沈落扭了扭了身子,道理她懂,但……上百遍啊!
她已经吐了,尤其是看到那两句,还有霍萧的字。
“皇上,您的字,铁画银勾的,臣已经欣赏了一下午加一晚上,再欣赏下去,臣怕沉迷其中,不能自拔!”
霍萧:“……”
感觉他在嫌弃他的字?
“别动,乖乖写!”霍萧按好人,边握着她的手边道,“所谓字如其人,你要把字写好,首先心得静,这是朕的字,你看看。”
沈落看着那第一个“书”字,横勾竖折的,笔锋凌厉,还意气风发,颇有种指点江山的意味。
“再写一个你的。”霍萧微微松手,让人写自己的。
沈落写了个“山”字,软绵绵的,圆润润的,就差在旁边写个批注,她想喝茶吃点心晒太阳。
霍萧:“……”
这字,小狗爬吗?
沈落看着自己的字,点了点头:“多好看,可惜卓助教嫌弃它。”
霍萧:“……”
他到底是怎么做到自信到这地步的?
霍萧叹了口气,重新握上沈落的手:“跟着朕的手劲走,不能一时半会让你练到朕的程度,但让你回去睡觉还是可以的。”

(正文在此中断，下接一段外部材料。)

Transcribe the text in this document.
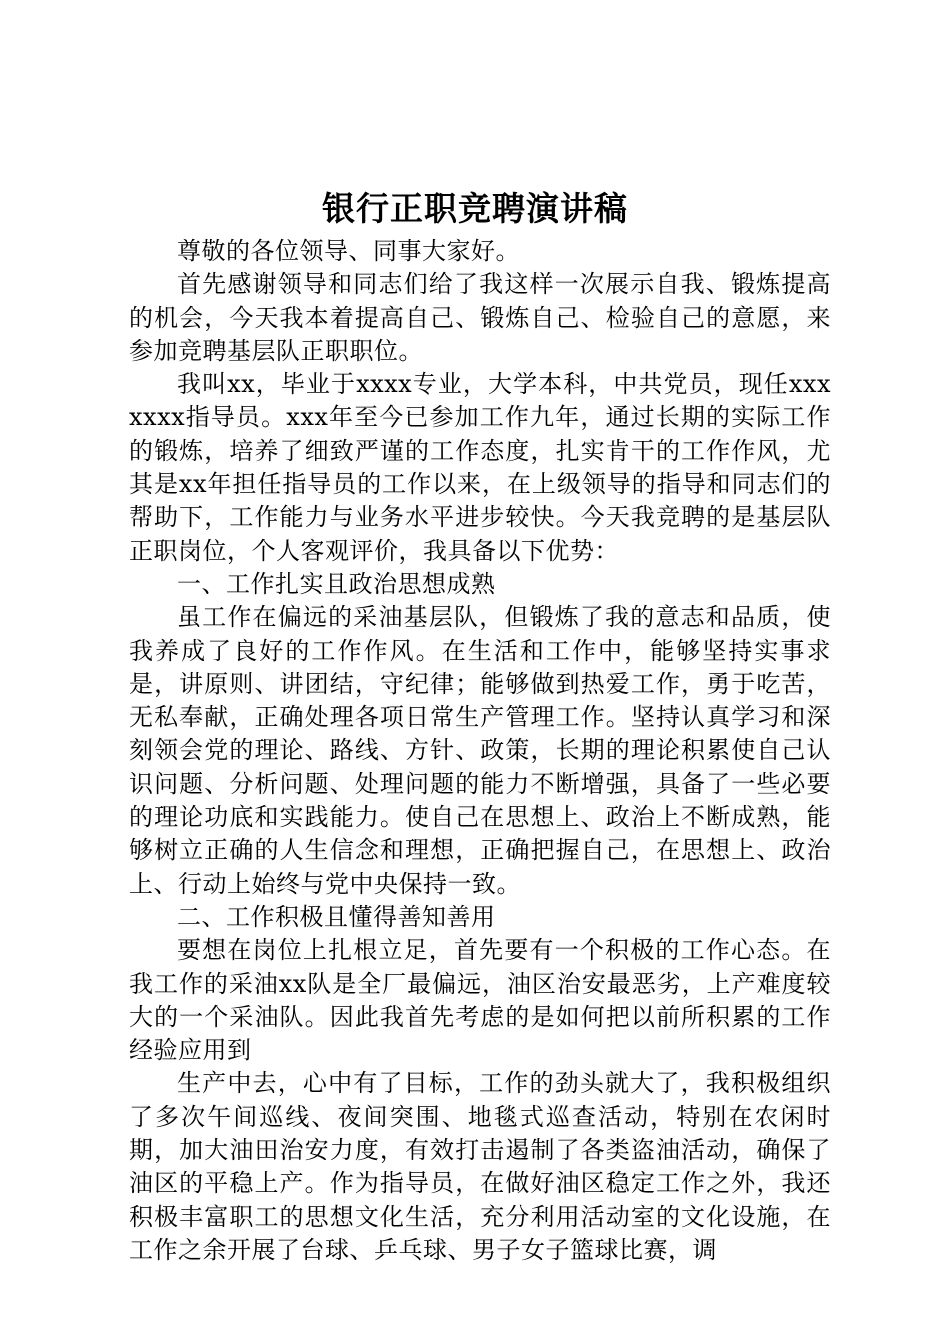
银行正职竞聘演讲稿

尊敬的各位领导、同事大家好。

首先感谢领导和同志们给了我这样一次展示自我、锻炼提高的机会，今天我本着提高自己、锻炼自己、检验自己的意愿，来参加竞聘基层队正职职位。

我叫xx，毕业于xxxx专业，大学本科，中共党员，现任xxxxxxx指导员。xxx年至今已参加工作九年，通过长期的实际工作的锻炼，培养了细致严谨的工作态度，扎实肯干的工作作风，尤其是xx年担任指导员的工作以来，在上级领导的指导和同志们的帮助下，工作能力与业务水平进步较快。今天我竞聘的是基层队正职岗位，个人客观评价，我具备以下优势：

一、工作扎实且政治思想成熟

虽工作在偏远的采油基层队，但锻炼了我的意志和品质，使我养成了良好的工作作风。在生活和工作中，能够坚持实事求是，讲原则、讲团结，守纪律；能够做到热爱工作，勇于吃苦，无私奉献，正确处理各项日常生产管理工作。坚持认真学习和深刻领会党的理论、路线、方针、政策，长期的理论积累使自己认识问题、分析问题、处理问题的能力不断增强，具备了一些必要的理论功底和实践能力。使自己在思想上、政治上不断成熟，能够树立正确的人生信念和理想，正确把握自己，在思想上、政治上、行动上始终与党中央保持一致。

二、工作积极且懂得善知善用

要想在岗位上扎根立足，首先要有一个积极的工作心态。在我工作的采油xx队是全厂最偏远，油区治安最恶劣，上产难度较大的一个采油队。因此我首先考虑的是如何把以前所积累的工作经验应用到

生产中去，心中有了目标，工作的劲头就大了，我积极组织了多次午间巡线、夜间突围、地毯式巡查活动，特别在农闲时期，加大油田治安力度，有效打击遏制了各类盗油活动，确保了油区的平稳上产。作为指导员，在做好油区稳定工作之外，我还积极丰富职工的思想文化生活，充分利用活动室的文化设施，在工作之余开展了台球、乒乓球、男子女子篮球比赛，调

沈落点了点头,安安分分练着,殿内安静的只余那扇破窗时不时的晃两下,覆在自己手上的那手刚劲有力,带着笔下的字如行云流水,沈落视线不由自主的顺着字一路向上,沈落仰着头,刚毅的下巴线条流畅,烛火照映下,那一张脸神情专注。
霍萧提笔落完最后一字,察觉到什么,低头,就发现人出神的看着自己,对上那双瞳眸,澄澈见底,还满满都是自己。
愣了。
严辞进来送夜宵,看到的就是一旁烛火下,霍萧穿着寝衣,披着龙纹披风,一手揽人入怀,看着人发呆。
严辞麻木的看了会,至少现在是在桌边,没在不该在的地方,他该欣慰,对吧?
他放下东西,走到两人面前,面无表情:“皇上,世子,吃点吧。”
两人瞬间回神,霍萧脸莫名烫了下,一手握拳放嘴边“咳”了下,怀里的人趁机窜出去,走到桌边,回头望着他。
“皇上,饿了。”
霍萧无奈陪人吃完,再看着人吃完抱起那堆字,拔腿就跑。
霍萧望着那门,跑的真快?
严辞瞄了眼某人百无聊赖,大有一副召人回来聊个天的模样,招来太监,收拾东西,瞬间挡住某人视线。
“皇上,您该一个人睡觉了!”
霍萧:“???”
你为什么忽然要强调一个人?
霍萧躺在床上,睁着双眼,手上触感还在,鼻尖萦绕着某人的味道。
霍萧翻了个身,他睡不着了。
“皇上,需要奴才陪您睡吗?”外头严辞声音不咸不淡的响着。
霍萧闭眼,他睡了。
严辞满意了,走了两步,看着那破掉的窗,心头立马揪起,他家单纯的皇上啊,就这么被叼了。
第43章 集体出逃
大清晨的天还没亮, 国子监一帮学子已经早起开始早读, 清晨清风透着窗徐徐而入,几盏烛火点着。
“张兄, 你说他抄完了没?”赵黎瞄了眼外面,天还黑着。
张德放下书也望了眼外头,还没开口,旁边已经有人开口:“肯定没啊,就他那货色, 能一晚上抄好?”
“卓教习的罚抄, 要是第一遍不过关,那下次过关就是猴年马月的事了。”开口的姓徐, 内阁徐大人家的小儿子。
“那可不一定!万一世子天赋异禀, 一晚过关呢?”窗口突然冒出两人。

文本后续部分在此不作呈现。